“42% of the world’s countries have no palliative care services”
In 2006, Professor David Clark and Dr Michael Wright from the International Observatory on End of Life Care (IOELC) presented a report (pdf) that measured palliative care development in all countries of the world and classified them according to levels of palliative care development.
The IOELC 2006 report used a four-part typology:
- No known hospice-palliative care activity (Group 1 Countries)
- Capacity building activity (Group 2 Countries)
- Localised hospice-palliative care provision (Group 3 Countries)
- Countries where hospice-palliative care services were reaching a measure of integration with the mainstream healthcare system
The mapping exercise has been repeated in 2011 with some new criteria.
Within the typology, changes have been made to the criteria for level of palliative care development in groups 3 and 4 and these have been subdivided to produce two additional levels of categorisation: Groups 3a, 3b and Groups 4a, 4b.

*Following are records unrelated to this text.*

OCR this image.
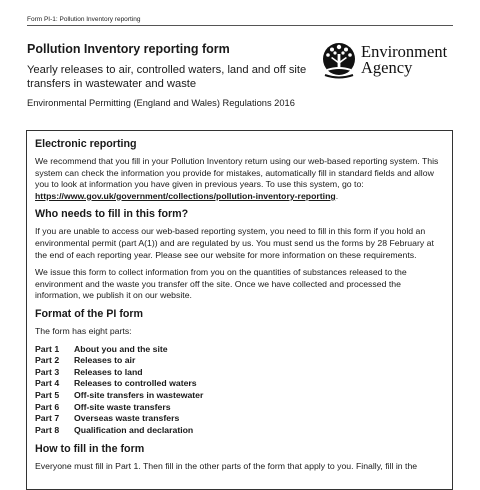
Form PI-1: Pollution Inventory reporting
Pollution Inventory reporting form
Yearly releases to air, controlled waters, land and off site transfers in wastewater and waste
Environmental Permitting (England and Wales) Regulations 2016
Environment
Agency
Electronic reporting

We recommend that you fill in your Pollution Inventory return using our web-based reporting system. This system can check the information you provide for mistakes, automatically fill in standard fields and allow you to look at information you have given in previous years. To use this system, go to: https://www.gov.uk/government/collections/pollution-inventory-reporting.

Who needs to fill in this form?

If you are unable to access our web-based reporting system, you need to fill in this form if you hold an environmental permit (part A(1)) and are regulated by us. You must send us the forms by 28 February at the end of each reporting year. Please see our website for more information on these requirements.

We issue this form to collect information from you on the quantities of substances released to the environment and the waste you transfer off the site. Once we have collected and processed the information, we publish it on our website.

Format of the PI form

The form has eight parts:

Part 1 About you and the site
Part 2 Releases to air
Part 3 Releases to land
Part 4 Releases to controlled waters
Part 5 Off-site transfers in wastewater
Part 6 Off-site waste transfers
Part 7 Overseas waste transfers
Part 8 Qualification and declaration
How to fill in the form

Everyone must fill in Part 1. Then fill in the other parts of the form that apply to you. Finally, fill in the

India has been upgraded from Group 2 to Group 3b. This shows progress from “Isolated provision” to “Generalised provision” characterised by:
- the development of palliative care activism in a number of locations with the growth of local support in those areas
- multiple sources of funding
- the availability of morphine
- a number of hospice-palliative care services from a community of providers that are independent of the healthcare system
- the provision of some training and education initiatives by the hospice organisations.
We should rejoice!
The growth is definite and more widespread, though we wish the change was more visible in terms of opioid consumption or some such indication of significant rise in the percentage of needy population accessing palliative care.